Grosse surprise au Conseil fédéral lundi: pas moins de quatre départements ont été redistribués. Les partis bourgeois ont placé un des leurs au DETEC, aux Finances et à l’Economie. Les socialistes doivent se contenter du DFJP. Le PS et l’UDC dénoncent un putsch du centre droit.

Un putsch «prémédité», d’après Le Matin, programmé «en douce» avant ce «jour de récré sous la Coupole», selon les termes de la Tribune de Genève/24 Heures: «Un, deux, trois, c’est toi le roi!» Reste que «le bizutage d’hier est de mauvais augure pour l’esprit de concorde et de modération qu’on prédisait au nouvel équipage gouvernemental. Et surtout, il démontre l’emprise de la politique partisane au sein du Conseil fédéral», que Burki, le dessinateur du journal vaudois, résume par une jolie caricature d’étrennes où, par exemple, Doris Leuthard déballe son train électrique et Eveline Widmer-Schlumpf sa petite caisse enregistreuse.

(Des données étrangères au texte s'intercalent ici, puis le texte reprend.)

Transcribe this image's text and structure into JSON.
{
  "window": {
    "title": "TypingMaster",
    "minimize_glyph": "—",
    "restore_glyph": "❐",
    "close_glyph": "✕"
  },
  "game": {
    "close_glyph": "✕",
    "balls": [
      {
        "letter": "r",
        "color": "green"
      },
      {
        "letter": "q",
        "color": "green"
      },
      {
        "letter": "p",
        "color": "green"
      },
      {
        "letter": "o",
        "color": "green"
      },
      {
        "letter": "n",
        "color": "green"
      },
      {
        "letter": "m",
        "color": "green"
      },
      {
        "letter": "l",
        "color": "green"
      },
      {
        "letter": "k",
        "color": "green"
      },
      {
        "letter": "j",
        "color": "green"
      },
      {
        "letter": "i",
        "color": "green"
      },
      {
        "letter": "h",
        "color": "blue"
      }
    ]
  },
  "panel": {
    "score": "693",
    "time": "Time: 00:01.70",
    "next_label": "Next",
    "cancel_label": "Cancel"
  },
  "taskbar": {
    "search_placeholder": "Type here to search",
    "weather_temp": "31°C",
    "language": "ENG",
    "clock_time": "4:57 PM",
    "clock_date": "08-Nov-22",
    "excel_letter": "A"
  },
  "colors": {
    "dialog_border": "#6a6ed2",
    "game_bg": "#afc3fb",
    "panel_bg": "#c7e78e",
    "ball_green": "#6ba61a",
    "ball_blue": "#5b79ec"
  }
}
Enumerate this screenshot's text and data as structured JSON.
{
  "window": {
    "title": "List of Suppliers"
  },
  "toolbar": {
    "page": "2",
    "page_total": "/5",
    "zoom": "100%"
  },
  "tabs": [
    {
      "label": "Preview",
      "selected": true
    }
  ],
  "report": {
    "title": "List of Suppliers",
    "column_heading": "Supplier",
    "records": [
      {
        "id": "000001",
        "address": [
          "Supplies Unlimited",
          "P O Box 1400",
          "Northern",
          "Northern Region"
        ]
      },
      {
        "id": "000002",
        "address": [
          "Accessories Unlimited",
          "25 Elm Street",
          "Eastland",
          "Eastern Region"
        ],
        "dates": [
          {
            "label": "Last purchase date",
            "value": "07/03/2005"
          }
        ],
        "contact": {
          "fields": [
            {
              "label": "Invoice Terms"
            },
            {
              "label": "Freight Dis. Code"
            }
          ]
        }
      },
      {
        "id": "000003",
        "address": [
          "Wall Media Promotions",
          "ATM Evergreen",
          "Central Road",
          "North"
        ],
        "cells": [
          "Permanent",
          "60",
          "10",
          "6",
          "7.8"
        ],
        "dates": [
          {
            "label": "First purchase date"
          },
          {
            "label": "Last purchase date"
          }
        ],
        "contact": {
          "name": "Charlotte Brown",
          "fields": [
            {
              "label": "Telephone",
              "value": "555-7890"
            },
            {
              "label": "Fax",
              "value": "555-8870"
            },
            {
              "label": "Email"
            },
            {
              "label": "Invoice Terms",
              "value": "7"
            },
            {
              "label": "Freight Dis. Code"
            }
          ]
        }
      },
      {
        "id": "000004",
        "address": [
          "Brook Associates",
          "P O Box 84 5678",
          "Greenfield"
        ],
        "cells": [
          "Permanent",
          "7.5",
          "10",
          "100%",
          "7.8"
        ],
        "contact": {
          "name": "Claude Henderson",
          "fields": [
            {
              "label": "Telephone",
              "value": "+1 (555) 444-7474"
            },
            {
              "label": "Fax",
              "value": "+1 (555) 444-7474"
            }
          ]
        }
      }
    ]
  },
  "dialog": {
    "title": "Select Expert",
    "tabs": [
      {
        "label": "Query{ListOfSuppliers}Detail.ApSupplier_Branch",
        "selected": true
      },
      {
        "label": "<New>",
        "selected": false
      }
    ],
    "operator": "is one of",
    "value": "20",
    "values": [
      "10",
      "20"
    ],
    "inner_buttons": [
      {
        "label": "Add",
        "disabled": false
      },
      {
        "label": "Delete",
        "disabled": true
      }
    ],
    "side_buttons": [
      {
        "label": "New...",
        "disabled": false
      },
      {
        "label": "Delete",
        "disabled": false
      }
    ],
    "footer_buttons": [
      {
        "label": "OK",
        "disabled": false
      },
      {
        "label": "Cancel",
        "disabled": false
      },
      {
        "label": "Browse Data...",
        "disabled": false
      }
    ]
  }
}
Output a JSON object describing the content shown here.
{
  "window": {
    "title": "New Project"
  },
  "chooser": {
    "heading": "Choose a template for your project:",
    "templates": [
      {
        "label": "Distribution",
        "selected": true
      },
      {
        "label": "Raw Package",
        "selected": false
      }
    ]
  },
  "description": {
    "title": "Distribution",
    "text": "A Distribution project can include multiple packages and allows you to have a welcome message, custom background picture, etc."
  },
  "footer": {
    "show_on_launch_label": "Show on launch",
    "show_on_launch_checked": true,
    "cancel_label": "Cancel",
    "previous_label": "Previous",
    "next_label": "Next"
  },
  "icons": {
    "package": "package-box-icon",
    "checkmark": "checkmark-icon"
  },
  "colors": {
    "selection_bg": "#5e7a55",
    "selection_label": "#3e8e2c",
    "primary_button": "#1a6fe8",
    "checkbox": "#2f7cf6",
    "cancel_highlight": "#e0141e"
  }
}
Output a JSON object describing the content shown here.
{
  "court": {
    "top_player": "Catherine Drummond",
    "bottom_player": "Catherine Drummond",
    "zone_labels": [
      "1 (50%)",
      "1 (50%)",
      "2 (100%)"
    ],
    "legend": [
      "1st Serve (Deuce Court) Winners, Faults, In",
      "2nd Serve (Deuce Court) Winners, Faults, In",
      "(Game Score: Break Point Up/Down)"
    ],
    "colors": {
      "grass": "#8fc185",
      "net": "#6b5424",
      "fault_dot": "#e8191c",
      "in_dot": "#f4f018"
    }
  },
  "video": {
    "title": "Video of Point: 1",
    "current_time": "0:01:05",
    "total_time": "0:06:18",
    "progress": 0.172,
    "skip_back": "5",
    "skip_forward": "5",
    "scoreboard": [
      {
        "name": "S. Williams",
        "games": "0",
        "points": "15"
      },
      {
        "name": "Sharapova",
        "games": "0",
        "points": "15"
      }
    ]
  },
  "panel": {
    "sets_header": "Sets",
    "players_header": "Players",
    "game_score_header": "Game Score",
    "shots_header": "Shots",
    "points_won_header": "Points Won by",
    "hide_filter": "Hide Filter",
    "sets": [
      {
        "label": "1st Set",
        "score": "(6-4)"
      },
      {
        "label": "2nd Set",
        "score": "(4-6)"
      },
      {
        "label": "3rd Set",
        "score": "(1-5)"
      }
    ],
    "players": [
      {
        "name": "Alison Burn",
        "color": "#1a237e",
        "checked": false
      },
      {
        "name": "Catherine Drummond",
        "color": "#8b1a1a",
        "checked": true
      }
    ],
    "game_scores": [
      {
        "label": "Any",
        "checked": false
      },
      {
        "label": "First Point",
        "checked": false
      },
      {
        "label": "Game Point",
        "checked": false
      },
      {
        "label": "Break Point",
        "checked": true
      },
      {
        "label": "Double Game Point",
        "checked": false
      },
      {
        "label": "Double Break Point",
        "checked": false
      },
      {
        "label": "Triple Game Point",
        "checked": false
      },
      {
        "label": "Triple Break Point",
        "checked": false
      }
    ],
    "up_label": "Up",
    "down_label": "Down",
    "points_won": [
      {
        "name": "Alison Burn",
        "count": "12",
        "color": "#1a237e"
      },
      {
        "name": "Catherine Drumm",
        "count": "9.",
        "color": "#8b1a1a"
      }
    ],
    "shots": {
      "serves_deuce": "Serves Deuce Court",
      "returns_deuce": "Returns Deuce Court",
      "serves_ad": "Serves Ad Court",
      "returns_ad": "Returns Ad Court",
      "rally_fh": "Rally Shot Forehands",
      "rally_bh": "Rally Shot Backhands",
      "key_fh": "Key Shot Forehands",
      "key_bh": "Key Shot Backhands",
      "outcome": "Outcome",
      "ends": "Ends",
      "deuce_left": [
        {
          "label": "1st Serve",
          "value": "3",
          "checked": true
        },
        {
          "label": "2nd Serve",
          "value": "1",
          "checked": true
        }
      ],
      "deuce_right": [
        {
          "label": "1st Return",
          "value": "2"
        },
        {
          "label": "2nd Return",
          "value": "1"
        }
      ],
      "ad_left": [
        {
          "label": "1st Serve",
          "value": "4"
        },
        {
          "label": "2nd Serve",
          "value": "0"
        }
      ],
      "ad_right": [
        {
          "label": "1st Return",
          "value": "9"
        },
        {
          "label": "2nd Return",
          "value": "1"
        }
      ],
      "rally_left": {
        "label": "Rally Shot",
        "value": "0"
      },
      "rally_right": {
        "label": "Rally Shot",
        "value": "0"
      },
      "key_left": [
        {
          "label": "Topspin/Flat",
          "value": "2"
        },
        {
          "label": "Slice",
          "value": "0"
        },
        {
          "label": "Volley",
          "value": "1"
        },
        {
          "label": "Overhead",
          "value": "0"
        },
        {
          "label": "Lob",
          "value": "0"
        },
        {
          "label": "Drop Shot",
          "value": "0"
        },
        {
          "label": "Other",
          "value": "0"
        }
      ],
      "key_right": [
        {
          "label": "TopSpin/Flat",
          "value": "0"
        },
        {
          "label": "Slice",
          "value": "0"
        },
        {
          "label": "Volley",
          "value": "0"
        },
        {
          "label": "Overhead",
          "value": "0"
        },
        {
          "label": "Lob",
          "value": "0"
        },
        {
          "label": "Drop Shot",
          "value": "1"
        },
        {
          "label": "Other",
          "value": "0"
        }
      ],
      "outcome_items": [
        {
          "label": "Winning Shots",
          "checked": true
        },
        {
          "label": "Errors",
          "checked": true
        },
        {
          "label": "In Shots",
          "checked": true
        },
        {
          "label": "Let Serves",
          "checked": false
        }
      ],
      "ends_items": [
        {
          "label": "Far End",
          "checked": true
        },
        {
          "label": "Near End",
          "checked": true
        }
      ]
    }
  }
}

«Première séance, premiers bris de vaisselle!» s’exclame La Liberté de Fribourg, rebondissant sur la grosse colère piquée par le président du PS, Christian Levrat, contre ses homologues bourgeois. Ce qu’offre ce centre à Eveline Widmer-Schlumpf, l’exclue de l’UDC, «c’est un moment d’épicurisme partagé, un carpe diem enrichi de deux coups jouissifs assenés aux tibias du PS et de l’UDC. C’est si rare…» Epicurisme ou péripétie? En romanche, le journal grison La Quotidiana défend bec et ongles les Finances pour «sa» conseillère fédérale, dont l’avenir demeure bien incertain après les élections de 2011 et qui se livre à un «calcul dangereux», écrit la Basler Zeitung.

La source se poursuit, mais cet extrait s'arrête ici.